A Season of Loss
Death is the great upsetter of priorities and thoughts.
I was a substitute teacher at a local High School. It was a rough day. The kids were bad (substitutes are sometimes given the worst of the kids others don’t want to deal with) and I wasn’t the greatest at handling smart aleck teenagers. My focus was on trying manage the students' behavior and to get some education into these these high schoolers. I was interrupted by a message over the intercom to come to the office. When I went to the office my wife was on the phone; I was shocked when she told me that my 37 year old brother-in-law had died of a heart attack.
Suddenly the behavior of these kids didn’t matter. Nothing I had been thinking about mattered. My mind was now consumed with the new terrible fact of Mike’s death. I don’t remember the rest of the day, it was like I floated through it detached, because my mind was elsewhere.
Now, years later, I’ve been with a lot of people who have lost someone they love.

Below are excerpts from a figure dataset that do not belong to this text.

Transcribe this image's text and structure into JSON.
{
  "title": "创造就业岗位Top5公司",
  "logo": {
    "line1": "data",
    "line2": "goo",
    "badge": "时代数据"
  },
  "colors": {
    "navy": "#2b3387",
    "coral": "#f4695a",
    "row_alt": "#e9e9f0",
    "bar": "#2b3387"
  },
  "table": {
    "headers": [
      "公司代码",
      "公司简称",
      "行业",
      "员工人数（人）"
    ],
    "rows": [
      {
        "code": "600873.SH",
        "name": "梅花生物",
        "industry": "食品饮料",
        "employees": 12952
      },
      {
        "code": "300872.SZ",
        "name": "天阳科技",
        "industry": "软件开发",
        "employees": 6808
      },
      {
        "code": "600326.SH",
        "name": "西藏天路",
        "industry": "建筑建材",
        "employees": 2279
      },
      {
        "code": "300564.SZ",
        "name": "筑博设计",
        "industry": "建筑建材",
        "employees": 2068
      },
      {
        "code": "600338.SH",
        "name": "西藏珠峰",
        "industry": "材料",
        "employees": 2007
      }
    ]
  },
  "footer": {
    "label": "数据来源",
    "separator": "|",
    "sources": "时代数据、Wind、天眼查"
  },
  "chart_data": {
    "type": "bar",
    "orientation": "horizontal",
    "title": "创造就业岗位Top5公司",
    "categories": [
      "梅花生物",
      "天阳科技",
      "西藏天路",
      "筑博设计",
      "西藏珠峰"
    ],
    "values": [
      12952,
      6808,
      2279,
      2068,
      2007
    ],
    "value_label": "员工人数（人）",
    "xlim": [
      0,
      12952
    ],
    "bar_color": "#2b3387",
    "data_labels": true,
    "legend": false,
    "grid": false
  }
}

They all go through this same upsetting, disrupting of priorities and thoughts. At first, all they can think of is the loved one. Then other tasks and concerns move in but the loss stays at the forefront of their thoughts. You are brushing your teeth and something about the person comes to mind. You unlock a door and a memory flashes through. Driving in the car brings a moment of uncontrollable sobbing. Grief comes at expected times, such as purposely doing something that concerns the person. And grief also attacks when unexpected.

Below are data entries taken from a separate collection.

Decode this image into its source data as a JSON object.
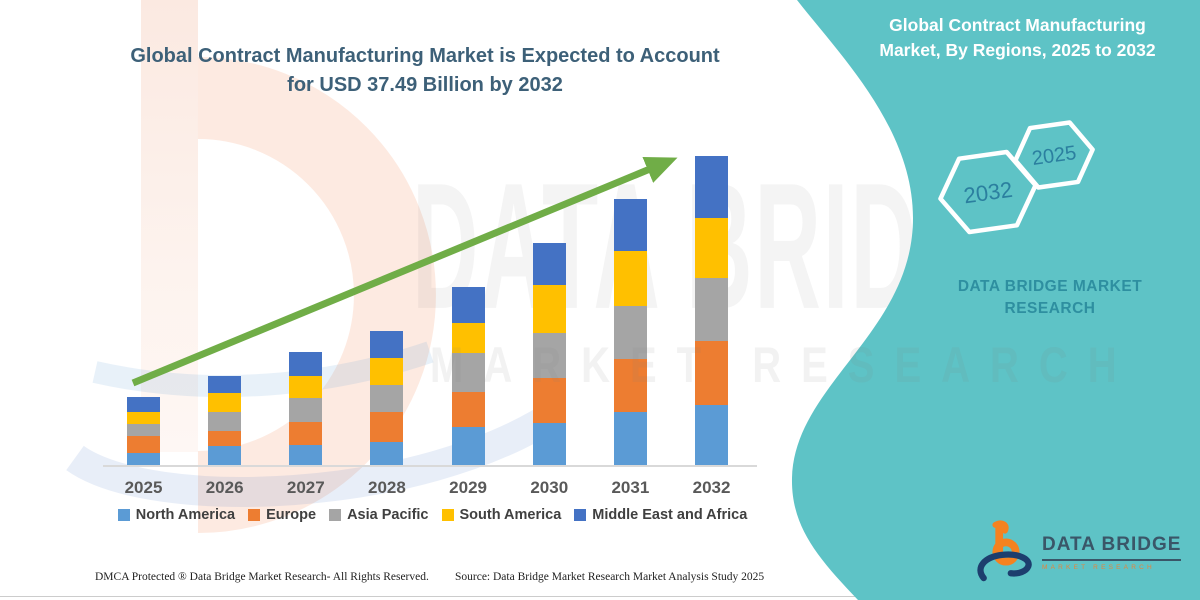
{
  "header": {
    "title_line1": "Global Contract Manufacturing Market is Expected to Account",
    "title_line2": "for USD 37.49 Billion by 2032"
  },
  "chart_data": {
    "type": "bar",
    "stacked": true,
    "title": "Global Contract Manufacturing Market is Expected to Account for USD 37.49 Billion by 2032",
    "unit": "USD Billion",
    "categories": [
      "2025",
      "2026",
      "2027",
      "2028",
      "2029",
      "2030",
      "2031",
      "2032"
    ],
    "series": [
      {
        "name": "North America",
        "color": "#5B9BD5",
        "values": [
          1.46,
          2.31,
          2.43,
          2.79,
          4.61,
          5.1,
          6.43,
          7.28
        ]
      },
      {
        "name": "Europe",
        "color": "#ED7D31",
        "values": [
          2.06,
          1.82,
          2.79,
          3.64,
          4.25,
          5.46,
          6.43,
          7.76
        ]
      },
      {
        "name": "Asia Pacific",
        "color": "#A5A5A5",
        "values": [
          1.46,
          2.31,
          2.91,
          3.28,
          4.73,
          5.46,
          6.43,
          7.64
        ]
      },
      {
        "name": "South America",
        "color": "#FFC000",
        "values": [
          1.46,
          2.31,
          2.67,
          3.28,
          3.64,
          5.82,
          6.67,
          7.28
        ]
      },
      {
        "name": "Middle East and Africa",
        "color": "#4472C4",
        "values": [
          1.82,
          2.06,
          2.91,
          3.28,
          4.37,
          5.1,
          6.31,
          7.53
        ]
      }
    ],
    "totals": [
      8.26,
      10.81,
      13.71,
      16.27,
      21.6,
      26.94,
      32.27,
      37.49
    ],
    "legend_position": "bottom",
    "gridlines": false,
    "trend_arrow": true,
    "trend_arrow_color": "#70AD47"
  },
  "side_panel": {
    "title_line1": "Global Contract Manufacturing",
    "title_line2": "Market, By Regions, 2025 to 2032",
    "hexagons": [
      {
        "label": "2032"
      },
      {
        "label": "2025"
      }
    ],
    "brand_line1": "DATA BRIDGE MARKET",
    "brand_line2": "RESEARCH",
    "accent_color": "#5EC3C6"
  },
  "logo": {
    "name": "DATA BRIDGE",
    "subtitle": "MARKET RESEARCH"
  },
  "watermark": {
    "big_text": "DATA BRIDGE",
    "sub_text": "MARKET RESEARCH"
  },
  "footer": {
    "left": "DMCA Protected ® Data Bridge Market Research-  All Rights Reserved.",
    "source": "Source: Data Bridge Market Research  Market Analysis Study 2025"
  }
}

My theory about this is that our minds find death an unsolvable problem. The mind is a problem solving machine; it is constantly working on solving problems. And usually it is very good at it, helping us with life tasks, sorting out things in relationships, figuring out problems at work, giving us more a sense of control. Because when we feel in control, we settle down, believe ourselves to be secure and threats to our life are out of mind.
Even though death is unsolvable that doesn’t mean our minds stop trying to solve it. Seemingly all our mental resources are thrown at it. But because we can’t bring the person back, the mind keeps spinning, trying to understand what happened and why. When a death is unexpected or tragic, it is especially difficult to move through. We would like closure, but full closure doesn't come.

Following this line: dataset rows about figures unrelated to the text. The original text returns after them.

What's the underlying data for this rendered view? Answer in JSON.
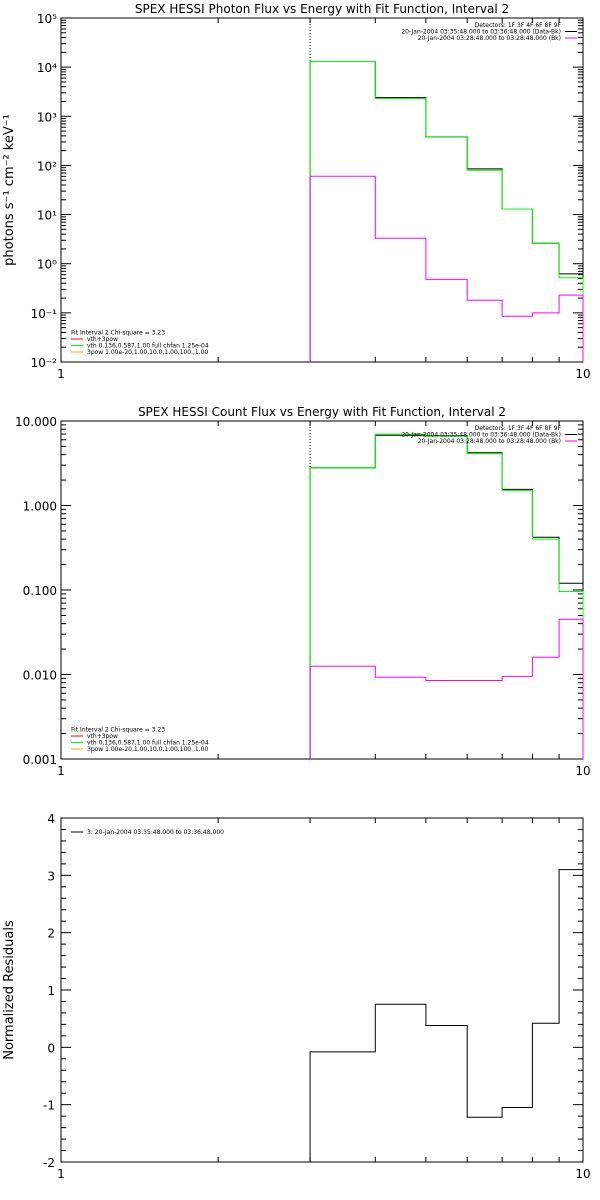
{
  "chart_data": [
    {
      "type": "line",
      "title": "SPEX HESSI Photon Flux vs Energy with Fit Function, Interval 2",
      "ylabel": "photons s⁻¹ cm⁻² keV⁻¹",
      "xlabel": "",
      "x_scale": "log",
      "y_scale": "log",
      "xlim": [
        1,
        10
      ],
      "ylim": [
        0.01,
        100000
      ],
      "x_ticks": [
        "1",
        "10"
      ],
      "y_ticks": [
        "10⁻²",
        "10⁻¹",
        "10⁰",
        "10¹",
        "10²",
        "10³",
        "10⁴",
        "10⁵"
      ],
      "marker_line_x": 3,
      "legend_top": {
        "placement": "top-right",
        "lines": [
          {
            "text": "Detectors: 1F 3F 4F 6F 8F 9F",
            "color": ""
          },
          {
            "text": "20-Jan-2004 03:35:48.000 to 03:36:48.000 (Data-Bk)",
            "color": "#000000"
          },
          {
            "text": "20-Jan-2004 03:28:48.000 to 03:28:48.000 (Bk)",
            "color": "#ff00ff"
          }
        ]
      },
      "legend_bottom": {
        "placement": "bottom-left",
        "lines": [
          {
            "text": "Fit Interval 2    Chi-square = 3.23",
            "color": ""
          },
          {
            "text": "vth+3pow",
            "color": "#ff0000"
          },
          {
            "text": "vth 0.136,0.587,1.00   full chfan 1.25e-04",
            "color": "#00ff00"
          },
          {
            "text": "3pow 1.00e-20,1.00,10.0,1.00,100.,1.00",
            "color": "#ffa500"
          }
        ]
      },
      "series": [
        {
          "color": "#000000",
          "edges": [
            3,
            4,
            5,
            6,
            7,
            8,
            9,
            10
          ],
          "values": [
            13000,
            2400,
            380,
            85,
            13,
            2.6,
            0.62
          ]
        },
        {
          "color": "#00ff00",
          "edges": [
            3,
            4,
            5,
            6,
            7,
            8,
            9,
            10
          ],
          "values": [
            13000,
            2300,
            380,
            80,
            13,
            2.6,
            0.52
          ]
        },
        {
          "color": "#ff00ff",
          "edges": [
            3,
            4,
            5,
            6,
            7,
            8,
            9,
            10
          ],
          "values": [
            60,
            3.3,
            0.48,
            0.18,
            0.085,
            0.1,
            0.23
          ]
        }
      ]
    },
    {
      "type": "line",
      "title": "SPEX HESSI Count Flux vs Energy with Fit Function, Interval 2",
      "ylabel": "",
      "xlabel": "",
      "x_scale": "log",
      "y_scale": "log",
      "xlim": [
        1,
        10
      ],
      "ylim": [
        0.001,
        10
      ],
      "x_ticks": [
        "1",
        "10"
      ],
      "y_ticks": [
        "0.001",
        "0.010",
        "0.100",
        "1.000",
        "10.000"
      ],
      "marker_line_x": 3,
      "legend_top": {
        "placement": "top-right",
        "lines": [
          {
            "text": "Detectors: 1F 3F 4F 6F 8F 9F",
            "color": ""
          },
          {
            "text": "20-Jan-2004 03:35:48.000 to 03:36:48.000 (Data-Bk)",
            "color": "#000000"
          },
          {
            "text": "20-Jan-2004 03:28:48.000 to 03:28:48.000 (Bk)",
            "color": "#ff00ff"
          }
        ]
      },
      "legend_bottom": {
        "placement": "bottom-left",
        "lines": [
          {
            "text": "Fit Interval 2    Chi-square = 3.23",
            "color": ""
          },
          {
            "text": "vth+3pow",
            "color": "#ff0000"
          },
          {
            "text": "vth 0.136,0.587,1.00   full chfan 1.25e-04",
            "color": "#00ff00"
          },
          {
            "text": "3pow 1.00e-20,1.00,10.0,1.00,100.,1.00",
            "color": "#ffa500"
          }
        ]
      },
      "series": [
        {
          "color": "#000000",
          "edges": [
            3,
            4,
            5,
            6,
            7,
            8,
            9,
            10
          ],
          "values": [
            2.8,
            6.8,
            6.7,
            4.2,
            1.55,
            0.42,
            0.12
          ]
        },
        {
          "color": "#00ff00",
          "edges": [
            3,
            4,
            5,
            6,
            7,
            8,
            9,
            10
          ],
          "values": [
            2.8,
            7.0,
            6.6,
            4.1,
            1.5,
            0.4,
            0.096
          ]
        },
        {
          "color": "#ff00ff",
          "edges": [
            3,
            4,
            5,
            6,
            7,
            8,
            9,
            10
          ],
          "values": [
            0.0125,
            0.0093,
            0.0085,
            0.0085,
            0.0095,
            0.016,
            0.045
          ]
        }
      ]
    },
    {
      "type": "line",
      "title": "",
      "ylabel": "Normalized Residuals",
      "xlabel": "",
      "x_scale": "log",
      "y_scale": "linear",
      "xlim": [
        1,
        10
      ],
      "ylim": [
        -2,
        4
      ],
      "x_ticks": [
        "1",
        "10"
      ],
      "y_ticks": [
        "-2",
        "-1",
        "0",
        "1",
        "2",
        "3",
        "4"
      ],
      "legend_top": {
        "placement": "top-left",
        "lines": [
          {
            "text": "3: 20-Jan-2004 03:35:48.000 to 03:36:48.000",
            "color": "#000000"
          }
        ]
      },
      "series": [
        {
          "color": "#000000",
          "edges": [
            3,
            4,
            5,
            6,
            7,
            8,
            9,
            10
          ],
          "values": [
            -0.08,
            0.75,
            0.38,
            -1.22,
            -1.05,
            0.42,
            3.1
          ]
        }
      ]
    }
  ]
}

Of course we don’t just think, we are emotional. There is deep sadness and yearning for the person; missing the human connection. There is no explaining that away or curing that. It just hurts. But the desperation to know more, to absolutely, fully understand, that is an unsolvable problem.
Learn as much as you can; make sense of it as much as possible. But at some point, faith and mystery come in. It will always hurt. But someday, there may be some more peace about it. I pray that for everyone.